Machining of titanium-based materials using the hybrid Mechano-Electrochemical Milling process

This research aims the investigation and development of a novel hybrid machining process, called “Mechano‑Electrochemical Milling” (MECM). The combination of milling and Electrochemical Machining (ECM) can extend the range of machinable materials and increase the performance of ECM. The considered materials in this research are titanium-based because of the typical interaction between ECM and titanium‑based materials. This interaction implies the formation of a passivating layer hindering the ECM process. The MECM process aims to remove the passivating layer mechanically in order to push ECM to its full potential.

To enable detailed investigation of the up‑to‑now non‑existing process in order to get an in-depth understanding of the material‑process interaction in MECM, a new machining platform was developed in this research. The developed platform consists of: a mechanical system which enables positioning and rotation of the tool and workpiece, an electrical system which provides the electric current high enough to enable (M)ECM, and an electrolyte system which conditions and provides the electrolyte to the process. The MECM tool combines the electrochemical and mechanical process components and allows adjustment of the relation between those components.

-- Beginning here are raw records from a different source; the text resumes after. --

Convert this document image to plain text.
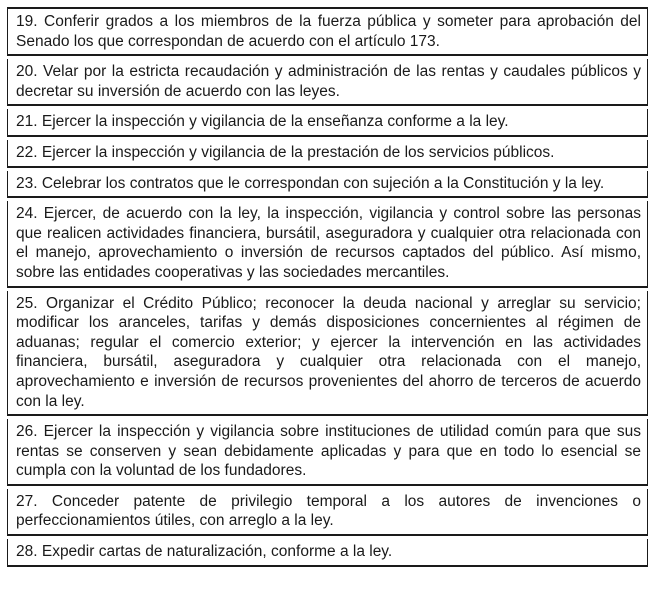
19. Conferir grados a los miembros de la fuerza pública y someter para aprobación del Senado los que correspondan de acuerdo con el artículo 173.
20. Velar por la estricta recaudación y administración de las rentas y caudales públicos y decretar su inversión de acuerdo con las leyes.
21. Ejercer la inspección y vigilancia de la enseñanza conforme a la ley.
22. Ejercer la inspección y vigilancia de la prestación de los servicios públicos.
23. Celebrar los contratos que le correspondan con sujeción a la Constitución y la ley.
24. Ejercer, de acuerdo con la ley, la inspección, vigilancia y control sobre las personas que realicen actividades financiera, bursátil, aseguradora y cualquier otra relacionada con el manejo, aprovechamiento o inversión de recursos captados del público. Así mismo, sobre las entidades cooperativas y las sociedades mercantiles.
25. Organizar el Crédito Público; reconocer la deuda nacional y arreglar su servicio; modificar los aranceles, tarifas y demás disposiciones concernientes al régimen de aduanas; regular el comercio exterior; y ejercer la intervención en las actividades financiera, bursátil, aseguradora y cualquier otra relacionada con el manejo, aprovechamiento e inversión de recursos provenientes del ahorro de terceros de acuerdo con la ley.
26. Ejercer la inspección y vigilancia sobre instituciones de utilidad común para que sus rentas se conserven y sean debidamente aplicadas y para que en todo lo esencial se cumpla con la voluntad de los fundadores.
27. Conceder patente de privilegio temporal a los autores de invenciones o perfeccionamientos útiles, con arreglo a la ley.
28. Expedir cartas de naturalización, conforme a la ley.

In the investigation, two simultaneous process mechanisms, mechanical and electrochemical, have been identified. An increase of the material removal rate up to 11 % has been observed for MECM compared to pure ECM on the same platform, and both the shape of the machined geometry and the removal rate were found to be more consistent for MECM compared to ECM. In contrast with the promising results on material removal rate and shape geometry, ECM and MECM with the MECM tool did result in high roughness values of 3 µm Ra or more.

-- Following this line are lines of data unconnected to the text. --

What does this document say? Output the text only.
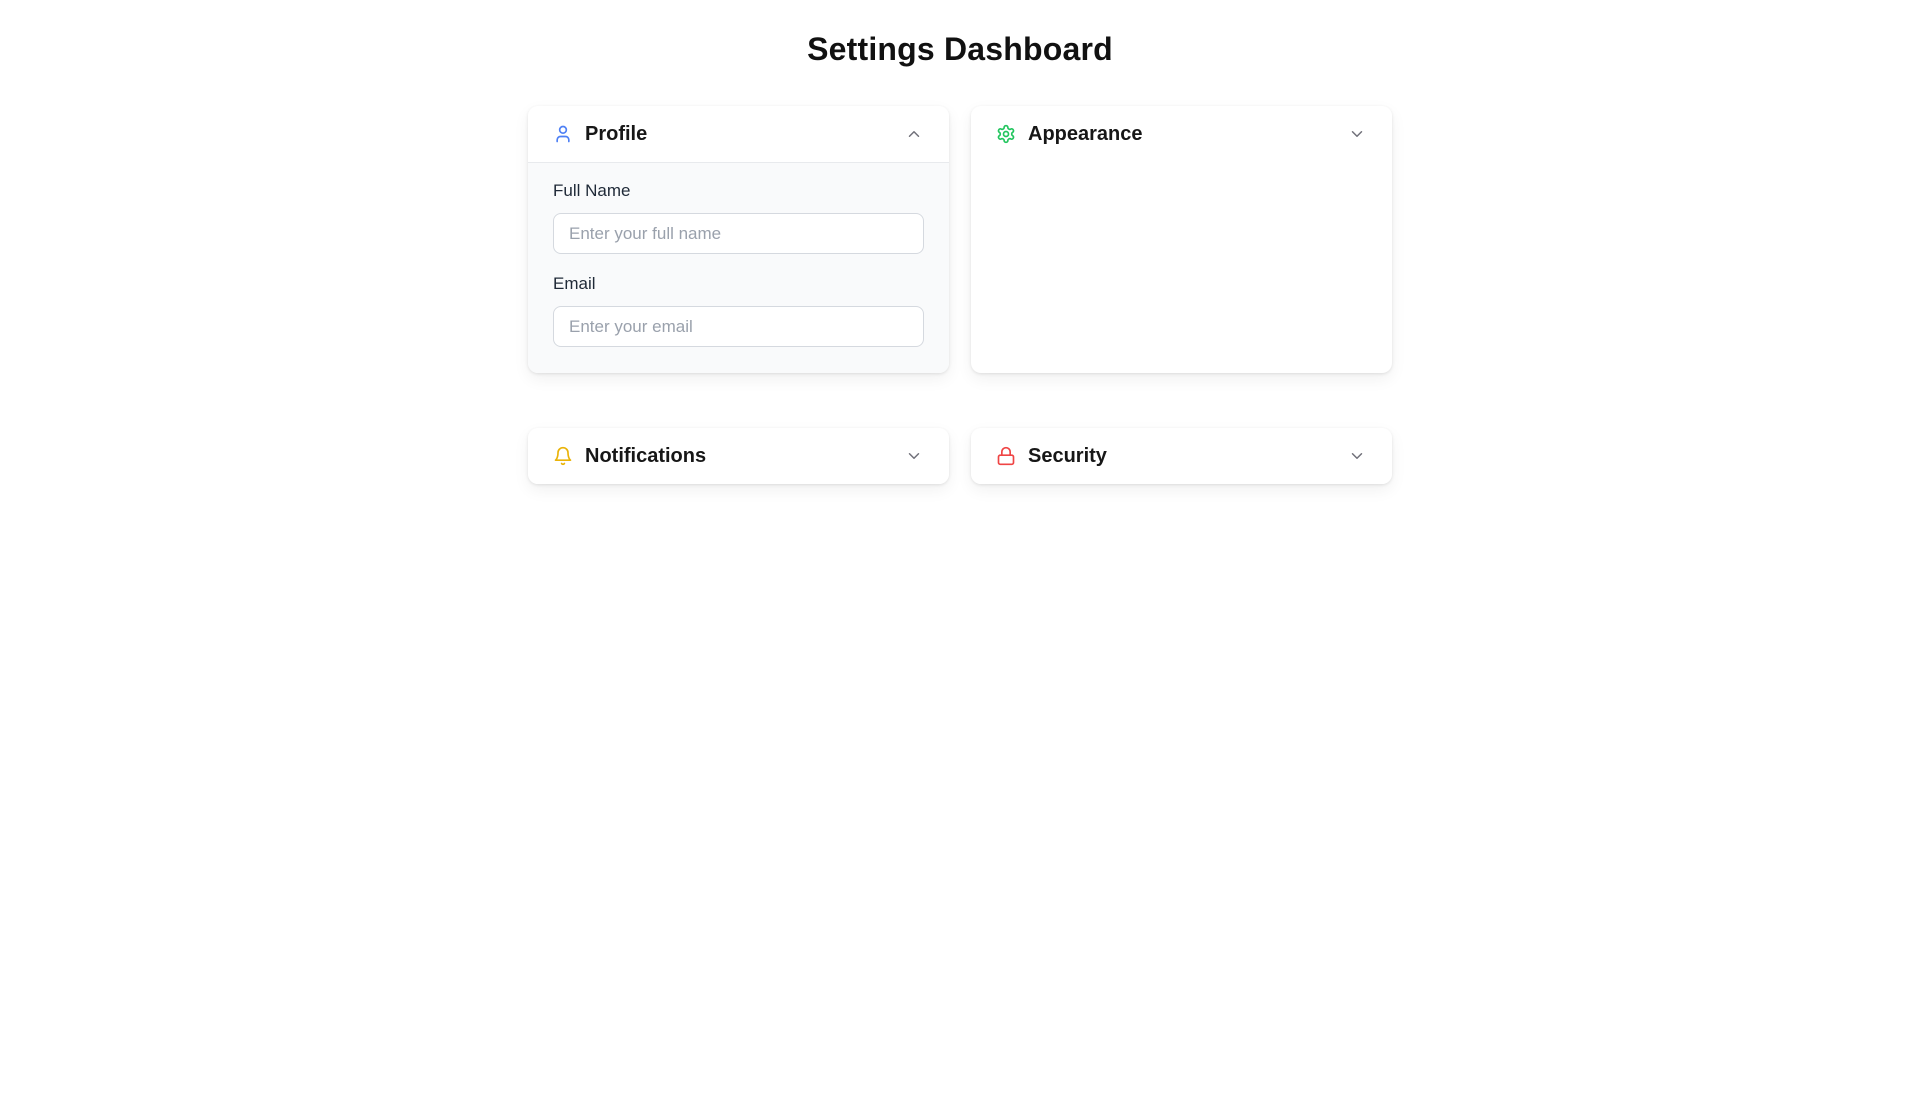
Settings Dashboard
Profile
Full Name
Enter your full name
Email
Enter your email
Appearance
Notifications	Security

Although the current implementation of MECM shows some potential drawbacks when looking purely at the process stability of the electrochemical component, overall, the process output seems to be rather positively impacted by MECM compared to ECM. The detection of some specific weaknesses during this investigation offers clear opportunities to improve the MECM behaviour and, potentially, to improve the MECM results as well. Therefore, setting the first (small) steps in the development and investigation of the MECM process, paving the road for further improvement of the process and more extensive research on the process-material interaction, is probably the largest achievement of the work described in this dissertation.